Part of what makes Oliver’s act of violence so horrific is that he doesn’t look the part: handsome, charismatic, seemingly devoted to his wife, and a children’s author. With Alice, who illustrates his books, he forms half of what seems to be a happy, successful, and completely commonplace couple. This perception is important to Nugent’s point (and to Oliver’s ability to maintain control in his relationship). Nugent utilizes multiple points of view in order to tell Oliver’s story, which is crucial to expressing the disparity between Oliver’s behaviour and his reputation. Allowing Oliver to tell his story alongside his neighbours and acquaintances also provides him space to be shamelessly honest about his story. It is a curious experience getting inside the mind of an abuser. In doing so, Nugent resists molding Oliver into an overly simple characterization, while still maintaining the horror and inadmissibility of his behaviour. The reactions of Nugent’s other narrators range from disbelief to disgust, fear, anger, and regret. Oliver, on the other hand, sounds detached. He is detached from his wife, from the violence he committed on her, and from the consequences of his actions. Beneath his unaffected tone, however, lies a simmering rage and the history of his own troubled—and empty—life, which Nugent reveals with painstaking care and patience.

Thrillers like Unraveling Oliver rely on that patience and thoughtful pacing. Unraveling Oliver starts just after he has hit Alice for the first time. Thus, Nugent begins with one very big question: What caused this act of violence? As more characters weigh in on Oliver’s behaviour—in the present and from the past—Nugent reveals just how complicated the answer to that question is. In doing so, she subtly illustrates that it is never just one moment which provokes violence, and, to that point, it is not Alice’s fault.

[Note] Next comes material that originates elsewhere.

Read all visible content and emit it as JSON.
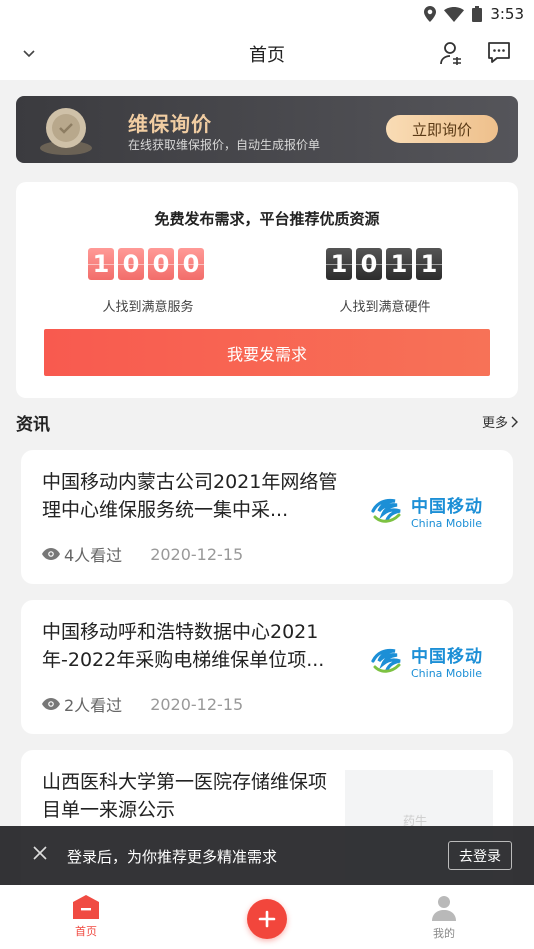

Nugent peels away the layers which reveal the real answer: for Oliver, it is a history of trauma, neglect, and violence, which begins long before he met Alice.

Notably missing among Nugent’s narrators is Alice, whom we get to know only through descriptions by others. There are a number of possible explanations for the omission of Alice’s voice. Nugent’s narrators speak of the attack in the past tense, so perhaps Alice is physically or mentally unable to speak. By shifting focus away from Alice, Nugent also alters the timbre of the central question of her novel. She does not ask what Alice did to aggravate Oliver, nor even what Alice could have done to prevent his behaviour. With the focus squarely on Oliver and his background, Nugent illustrates that the real “explanation” behind his behaviour is in his story, not in Alice’s.

In the end, the act of unraveling Oliver does not excuse his actions but provides a glimpse into why abuse and violence happens, even (and perhaps especially) among families that seem perfect to outsiders. Nugent illustrates that abuse does not occur in a vacuum. While she does depict Oliver as unfeeling, violent, and to some extent monstrous, she does manage to also convey his humanity, and that’s important. Rather than excusing or justifying violence, Unraveling Oliver goes a long way in complicating domestic violence’s over-simplified narrative.